Orion

Inspiration

Orion started with a small, daily frustration. Every morning, our commute begins at the Caltrain station, where we book a cab to work. Booking the "best" cab means each of us opening Uber, Lyft, and Waymo, waiting for them to load, typing in the same addresses, comparing fares, and finally agreeing on one - every single day.

We caught ourselves wishing the assistants already living on our phones could just do this for us. The apps are installed. Our accounts are signed in. Our home addresses are saved. The information is all there - the orchestration is missing.

That small wish turned into a bigger question: if our phones know us better than any other device we own, why are agents still stuck on the desktop? Orion is our humble first attempt at an answer.

What it does

Orion does what you do on your phone - by actually using your phone.

It has access to the screen and to gestures, which means it can operate any app you already have, with all the preferences, logins, and personalization you've already set up.

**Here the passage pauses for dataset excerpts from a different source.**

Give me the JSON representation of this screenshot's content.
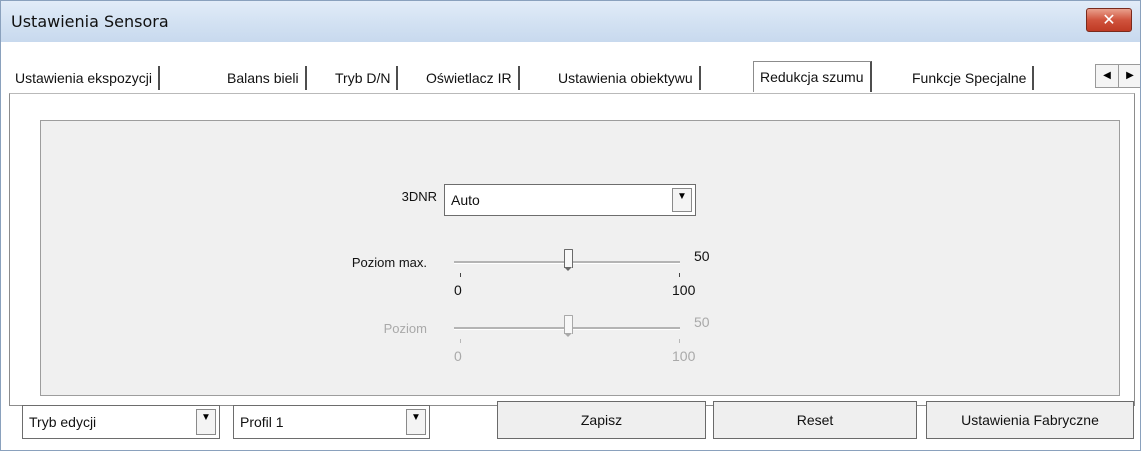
{
  "window": {
    "title": "Ustawienia Sensora",
    "close_label": "✕"
  },
  "tabs": [
    {
      "label": "Ustawienia ekspozycji",
      "active": false
    },
    {
      "label": "Balans bieli",
      "active": false
    },
    {
      "label": "Tryb D/N",
      "active": false
    },
    {
      "label": "Oświetlacz IR",
      "active": false
    },
    {
      "label": "Ustawienia obiektywu",
      "active": false
    },
    {
      "label": "Redukcja szumu",
      "active": true
    },
    {
      "label": "Funkcje Specjalne",
      "active": false
    }
  ],
  "tab_scroll": {
    "left_glyph": "◀",
    "right_glyph": "▶"
  },
  "panel": {
    "dnr": {
      "label": "3DNR",
      "value": "Auto",
      "arrow": "▼"
    },
    "max_level": {
      "label": "Poziom max.",
      "value": 50,
      "min_label": "0",
      "max_label": "100",
      "value_label": "50",
      "fraction": 0.5
    },
    "level": {
      "label": "Poziom",
      "value": 50,
      "min_label": "0",
      "max_label": "100",
      "value_label": "50",
      "fraction": 0.5,
      "disabled": true
    }
  },
  "bottom": {
    "mode": {
      "value": "Tryb edycji",
      "arrow": "▼"
    },
    "profile": {
      "value": "Profil 1",
      "arrow": "▼"
    },
    "save_label": "Zapisz",
    "reset_label": "Reset",
    "factory_label": "Ustawienia Fabryczne"
  }
}
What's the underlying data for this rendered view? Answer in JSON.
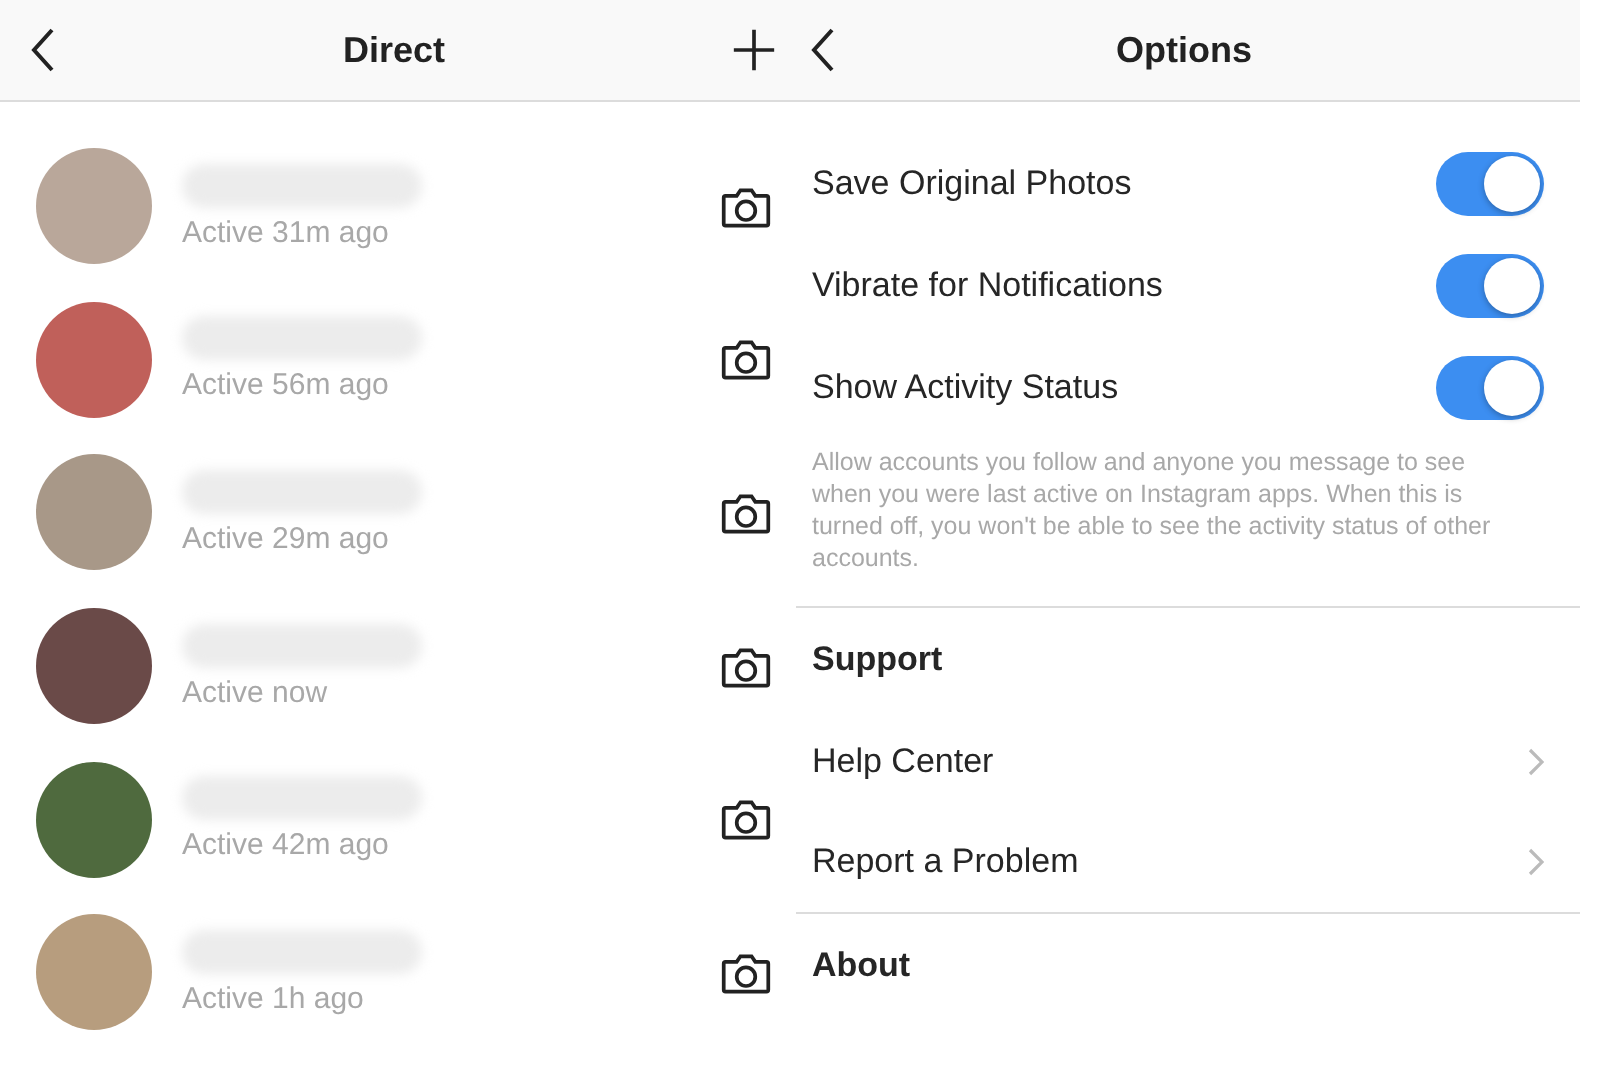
{
  "direct": {
    "title": "Direct",
    "conversations": [
      {
        "status": "Active 31m ago"
      },
      {
        "status": "Active 56m ago"
      },
      {
        "status": "Active 29m ago"
      },
      {
        "status": "Active now"
      },
      {
        "status": "Active 42m ago"
      },
      {
        "status": "Active 1h ago"
      }
    ]
  },
  "options": {
    "title": "Options",
    "items": [
      {
        "kind": "toggle",
        "label": "Save Original Photos",
        "on": true
      },
      {
        "kind": "toggle",
        "label": "Vibrate for Notifications",
        "on": true
      },
      {
        "kind": "toggle",
        "label": "Show Activity Status",
        "on": true
      },
      {
        "kind": "note",
        "text": "Allow accounts you follow and anyone you message to see when you were last active on Instagram apps. When this is turned off, you won't be able to see the activity status of other accounts."
      },
      {
        "kind": "section",
        "label": "Support"
      },
      {
        "kind": "link",
        "label": "Help Center"
      },
      {
        "kind": "link",
        "label": "Report a Problem"
      },
      {
        "kind": "section",
        "label": "About"
      }
    ]
  }
}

There's no API to wire up, no integration to maintain, and no data to migrate to the cloud. The agent simply uses the device the way a person would.

At the core is a quantized Gemma model running fully on-device on a Galaxy S25 Ultra, surprisingly fast for its size. It acts as an agentic orchestrator: perceiving the current screen, deciding the next step, and executing it through gestures — over and over until the task is done.

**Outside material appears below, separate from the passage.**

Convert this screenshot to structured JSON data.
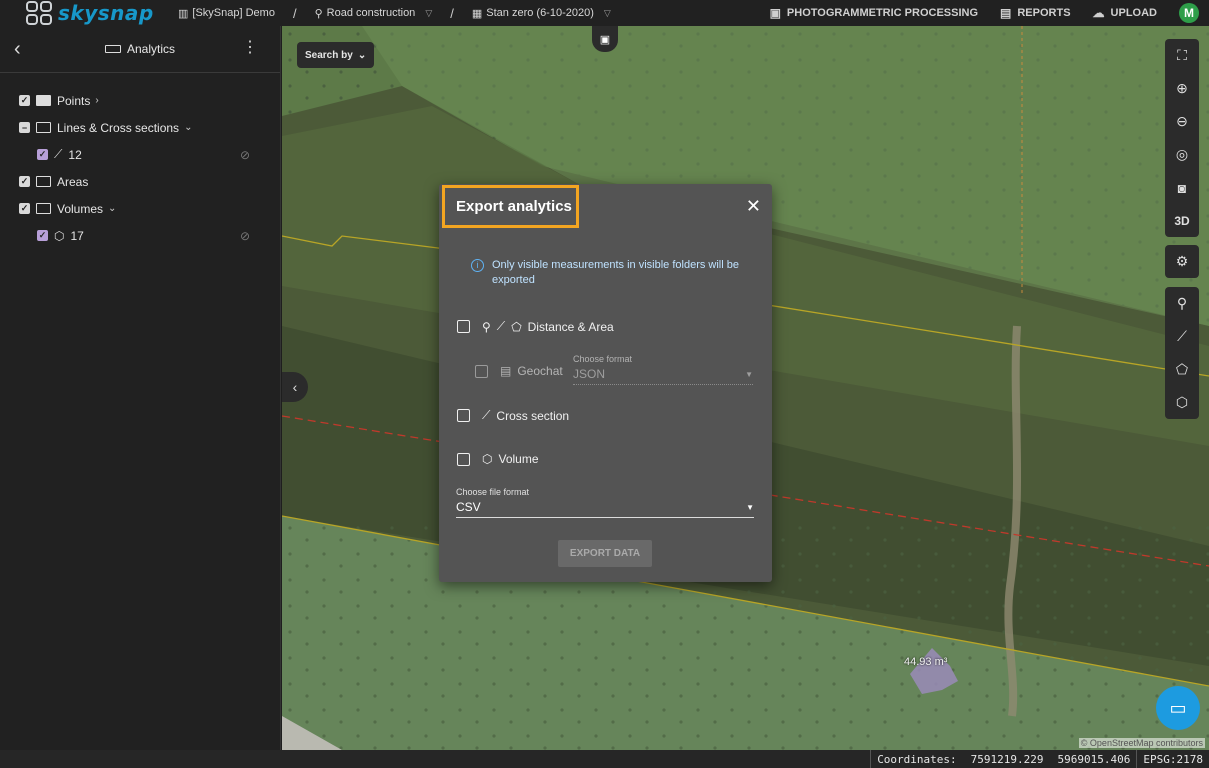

In practice, that means anything from booking a cab across three ride-share apps, to triaging messages, to navigating settings buried six menus deep — all without your data ever leaving the phone.

How we built it

Orion is built as a closed loop between perception, reasoning, and action, all running on-device:

Reasoning. A quantized Gemma model serves as the planner, deciding the next action given the goal. We chose a small on-device model deliberately, so nothing about the user's screen ever has to leave the device.
Runtime. We use LiteRT-LM as the on-device inference runtime. As part of this work, we ported Qwen 2.5-VL to run on-device through LiteRT-LM and contributed custom export support for that model family back to the runtime.
Orchestration. A lightweight agent loop ties it all together, with prompts carefully shaped to fit within the tight context budget of a small on-device model.

The whole system is designed around a simple constraint: the device is the boundary.

Challenges we ran into

The hardest part wasn't the plumbing; it was getting a small model to behave like a careful agent.

Writing prompts and the agentic framework under tight context limits was a constant balancing act. Smaller models are wonderfully private and fast, but they are also less forgiving — every token of context has to earn its place. We spent a lot of time learning how to give the model just enough to act correctly, and no more.

Accomplishments that we're proud of

It actually books the cab. The original frustration that started this project is now handled by Orion, end-to-end, on-device.
Qwen 2.5-VL on the edge. As a side quest, we ported Qwen 2.5-VL to run on-device using LiteRT-LM, and added custom support in LiteRT-LM for exporting models from this family — something we hope is useful to others working on on-device VLMs.
A working on-device agent loop. Perception, reasoning, and action all running locally on a phone, fast enough to feel usable rather than a demo.

What we learned

Working with tiny models and tight context windows is a craft of its own. Resource constraints shape every design decision: what to perceive, what to remember, what to forget, and how to phrase a prompt so the model can succeed instead of guess.

We also learned, very concretely, that capability does not scale linearly with size. As models get smaller, accuracy and reasoning fall off in ways that aren't always obvious until you watch the agent in the wild. Carefully curating what the model sees turned out to matter as much as which model we picked.

What's next for Orion

We'd like to open-source Orion and grow it into the OpenClaw for mobile — a community-built, on-device agentic framework that anyone can extend, improve, and trust on their own phone.

There is a lot more to do: better long-horizon planning, richer memory, broader device and app coverage, and stronger safety primitives for an agent that genuinely controls your device. We're excited to keep building, and even more excited to build it with others.